Anecdote after anecdote of successful entrepreneurs who began from positions not dissimilar to his own, and nevertheless went on to attain massive fortunes in the market, were adduced. The customer was of the opinion that one’s educational attainment, familial connections, and/or brute luck were simply immaterial to success under capitalism; a positive mental attitude and solid work ethic are all that’s necessary. I asked what the man’s current employment status was, in an effort to see if I could push back against some of these fantasies. He responded that he’s currently involved in construction labor, but aspired to becoming a haute bourgeois (not his words). After gathering this information, I attempted to see if I could prompt the man to evaluate matters from a strictly class perspective, but it was to no avail. Every piece of counter-evidence I cited was met with another bromide. His immediate material interests would simply not take priority over his dreams of wealth and status. I could have approached the issue from an ethical standpoint, to see if it would yield superior results, but I had neither the time nor inclination to do so.
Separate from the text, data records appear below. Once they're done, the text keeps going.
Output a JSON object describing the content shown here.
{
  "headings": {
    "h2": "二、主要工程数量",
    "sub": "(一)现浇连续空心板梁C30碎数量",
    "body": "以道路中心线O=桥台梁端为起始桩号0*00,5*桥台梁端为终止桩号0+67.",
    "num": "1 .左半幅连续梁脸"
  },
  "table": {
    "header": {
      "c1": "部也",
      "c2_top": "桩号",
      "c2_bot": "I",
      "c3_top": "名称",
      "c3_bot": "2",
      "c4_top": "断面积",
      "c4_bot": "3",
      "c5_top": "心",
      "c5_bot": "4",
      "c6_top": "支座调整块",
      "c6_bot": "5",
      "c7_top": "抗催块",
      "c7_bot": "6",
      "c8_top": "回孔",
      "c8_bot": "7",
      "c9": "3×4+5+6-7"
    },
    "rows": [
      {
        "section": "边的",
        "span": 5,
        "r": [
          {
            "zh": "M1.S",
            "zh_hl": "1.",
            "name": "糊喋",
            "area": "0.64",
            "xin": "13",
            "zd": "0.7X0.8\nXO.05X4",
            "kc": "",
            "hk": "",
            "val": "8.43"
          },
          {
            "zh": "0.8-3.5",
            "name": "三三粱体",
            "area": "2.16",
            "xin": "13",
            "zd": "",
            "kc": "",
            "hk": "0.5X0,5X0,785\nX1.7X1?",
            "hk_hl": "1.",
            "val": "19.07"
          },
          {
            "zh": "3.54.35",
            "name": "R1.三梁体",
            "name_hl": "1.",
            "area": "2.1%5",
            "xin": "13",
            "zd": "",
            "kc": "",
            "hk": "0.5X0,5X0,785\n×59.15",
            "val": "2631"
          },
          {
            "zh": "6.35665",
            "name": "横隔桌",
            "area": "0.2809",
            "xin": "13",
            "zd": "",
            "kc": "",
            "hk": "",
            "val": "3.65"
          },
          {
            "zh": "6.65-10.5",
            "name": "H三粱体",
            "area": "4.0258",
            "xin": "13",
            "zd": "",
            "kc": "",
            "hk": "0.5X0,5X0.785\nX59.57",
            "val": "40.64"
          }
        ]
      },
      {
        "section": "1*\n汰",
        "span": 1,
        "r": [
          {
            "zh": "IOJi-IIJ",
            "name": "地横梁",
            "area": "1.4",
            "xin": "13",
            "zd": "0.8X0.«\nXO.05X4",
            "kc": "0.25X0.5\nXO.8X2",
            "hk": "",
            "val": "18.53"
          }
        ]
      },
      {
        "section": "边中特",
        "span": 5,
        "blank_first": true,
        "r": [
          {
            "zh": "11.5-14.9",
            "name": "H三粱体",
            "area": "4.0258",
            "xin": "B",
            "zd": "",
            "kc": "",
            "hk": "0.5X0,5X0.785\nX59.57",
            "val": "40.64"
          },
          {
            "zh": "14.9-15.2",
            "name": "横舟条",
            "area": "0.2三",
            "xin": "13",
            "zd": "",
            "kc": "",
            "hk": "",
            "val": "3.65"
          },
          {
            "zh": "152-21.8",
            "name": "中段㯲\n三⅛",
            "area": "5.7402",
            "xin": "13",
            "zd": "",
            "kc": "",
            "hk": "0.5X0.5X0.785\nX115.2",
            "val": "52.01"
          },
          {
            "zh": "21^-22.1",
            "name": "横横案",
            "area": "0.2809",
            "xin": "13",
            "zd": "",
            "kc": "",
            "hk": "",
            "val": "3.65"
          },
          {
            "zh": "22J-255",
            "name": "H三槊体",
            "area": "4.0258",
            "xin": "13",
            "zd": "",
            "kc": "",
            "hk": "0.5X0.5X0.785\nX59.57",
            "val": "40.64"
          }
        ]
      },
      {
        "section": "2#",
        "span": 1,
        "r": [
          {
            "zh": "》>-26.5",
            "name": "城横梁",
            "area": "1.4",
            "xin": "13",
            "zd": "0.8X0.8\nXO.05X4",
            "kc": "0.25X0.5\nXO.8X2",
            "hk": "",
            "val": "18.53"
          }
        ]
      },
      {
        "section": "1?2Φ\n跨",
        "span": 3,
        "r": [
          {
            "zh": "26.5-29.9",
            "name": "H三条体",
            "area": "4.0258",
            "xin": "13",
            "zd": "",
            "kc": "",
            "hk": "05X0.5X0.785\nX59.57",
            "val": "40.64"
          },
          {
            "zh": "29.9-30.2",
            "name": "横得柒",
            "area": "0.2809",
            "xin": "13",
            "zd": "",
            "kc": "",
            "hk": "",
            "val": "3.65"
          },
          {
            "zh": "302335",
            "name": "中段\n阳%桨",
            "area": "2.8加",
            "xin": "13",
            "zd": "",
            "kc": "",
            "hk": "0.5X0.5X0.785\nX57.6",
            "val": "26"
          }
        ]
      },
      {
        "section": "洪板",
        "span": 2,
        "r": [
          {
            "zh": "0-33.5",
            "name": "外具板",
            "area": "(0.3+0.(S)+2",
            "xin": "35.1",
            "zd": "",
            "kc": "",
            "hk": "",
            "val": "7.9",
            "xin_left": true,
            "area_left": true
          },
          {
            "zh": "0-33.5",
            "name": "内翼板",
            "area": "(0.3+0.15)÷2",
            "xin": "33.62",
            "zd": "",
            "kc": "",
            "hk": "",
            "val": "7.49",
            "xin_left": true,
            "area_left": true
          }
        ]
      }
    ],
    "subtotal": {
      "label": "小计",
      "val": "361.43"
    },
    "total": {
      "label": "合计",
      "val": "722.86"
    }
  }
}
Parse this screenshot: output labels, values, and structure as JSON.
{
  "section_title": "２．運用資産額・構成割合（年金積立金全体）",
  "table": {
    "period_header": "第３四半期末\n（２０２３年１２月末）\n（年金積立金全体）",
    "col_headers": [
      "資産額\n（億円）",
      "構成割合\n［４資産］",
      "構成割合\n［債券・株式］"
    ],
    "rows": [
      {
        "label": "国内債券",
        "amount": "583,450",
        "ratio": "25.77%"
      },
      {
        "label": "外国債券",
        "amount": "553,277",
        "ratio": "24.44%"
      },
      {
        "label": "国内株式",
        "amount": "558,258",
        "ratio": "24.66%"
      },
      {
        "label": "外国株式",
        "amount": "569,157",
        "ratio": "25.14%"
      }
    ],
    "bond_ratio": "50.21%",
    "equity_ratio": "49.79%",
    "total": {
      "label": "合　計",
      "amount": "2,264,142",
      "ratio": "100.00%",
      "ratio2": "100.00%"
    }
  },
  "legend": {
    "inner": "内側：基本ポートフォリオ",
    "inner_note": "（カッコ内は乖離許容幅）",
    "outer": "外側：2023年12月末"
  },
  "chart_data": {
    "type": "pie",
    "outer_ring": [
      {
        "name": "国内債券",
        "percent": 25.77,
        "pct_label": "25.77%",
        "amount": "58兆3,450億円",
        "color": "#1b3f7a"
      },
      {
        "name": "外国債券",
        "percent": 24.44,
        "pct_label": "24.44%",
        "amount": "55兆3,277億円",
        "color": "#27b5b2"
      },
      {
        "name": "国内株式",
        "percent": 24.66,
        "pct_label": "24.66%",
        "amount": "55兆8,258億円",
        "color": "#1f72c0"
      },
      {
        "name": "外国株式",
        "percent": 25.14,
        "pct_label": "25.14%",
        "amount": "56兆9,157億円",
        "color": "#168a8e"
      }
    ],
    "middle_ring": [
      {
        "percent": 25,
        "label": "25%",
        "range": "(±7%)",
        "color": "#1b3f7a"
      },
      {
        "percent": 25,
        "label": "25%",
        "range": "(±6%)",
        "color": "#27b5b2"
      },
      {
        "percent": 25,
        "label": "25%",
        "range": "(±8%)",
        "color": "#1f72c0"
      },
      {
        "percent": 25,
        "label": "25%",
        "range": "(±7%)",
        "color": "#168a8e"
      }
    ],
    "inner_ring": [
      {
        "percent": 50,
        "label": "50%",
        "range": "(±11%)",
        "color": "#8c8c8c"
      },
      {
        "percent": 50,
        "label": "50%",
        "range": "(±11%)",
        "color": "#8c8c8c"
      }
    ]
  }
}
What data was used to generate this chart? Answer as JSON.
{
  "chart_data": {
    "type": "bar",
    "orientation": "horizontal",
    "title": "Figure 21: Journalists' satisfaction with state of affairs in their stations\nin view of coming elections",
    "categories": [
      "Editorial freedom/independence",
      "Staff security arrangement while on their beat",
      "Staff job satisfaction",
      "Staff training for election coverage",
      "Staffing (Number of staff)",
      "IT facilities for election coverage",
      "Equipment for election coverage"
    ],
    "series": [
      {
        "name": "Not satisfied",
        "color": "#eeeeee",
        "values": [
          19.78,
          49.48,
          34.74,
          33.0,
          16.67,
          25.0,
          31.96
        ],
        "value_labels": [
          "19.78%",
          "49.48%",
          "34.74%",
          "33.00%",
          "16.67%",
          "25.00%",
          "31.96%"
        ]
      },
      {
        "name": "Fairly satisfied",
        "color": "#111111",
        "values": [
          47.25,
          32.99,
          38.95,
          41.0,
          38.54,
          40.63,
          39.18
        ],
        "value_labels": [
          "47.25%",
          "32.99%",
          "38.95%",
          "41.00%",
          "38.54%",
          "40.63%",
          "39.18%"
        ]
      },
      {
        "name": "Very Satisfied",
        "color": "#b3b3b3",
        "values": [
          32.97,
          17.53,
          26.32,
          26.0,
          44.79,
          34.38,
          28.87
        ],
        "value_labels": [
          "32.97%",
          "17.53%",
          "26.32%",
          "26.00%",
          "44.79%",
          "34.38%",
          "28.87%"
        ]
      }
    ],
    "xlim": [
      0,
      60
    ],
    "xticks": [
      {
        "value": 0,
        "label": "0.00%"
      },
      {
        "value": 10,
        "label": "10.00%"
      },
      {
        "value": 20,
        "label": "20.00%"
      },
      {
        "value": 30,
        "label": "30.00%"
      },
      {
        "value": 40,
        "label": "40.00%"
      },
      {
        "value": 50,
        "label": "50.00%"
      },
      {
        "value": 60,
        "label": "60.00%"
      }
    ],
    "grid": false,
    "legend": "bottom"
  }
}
I’m certain the lumpenproletarian environment he was reared in, as well as his peculiar personality, account for much of the man’s inability to evaluate these subjects rationally, but it would be a mistake to ignore the significance of bourgeois ideology here. The brilliance of the latter lies in its astonishing ability to effectively persuade the toiling masses that they can extricate themselves from the indignity of wage labor through tireless effort alone. There are enough rags to riches tales circulating in our society to render the myth of capitalism’s meritocractic class hierarchy plausible to many, causing working people to utterly ignore the exploitation and alienation they endure on a daily basis, in the naive hope they too can one day climb to a position of relative authority and wealth.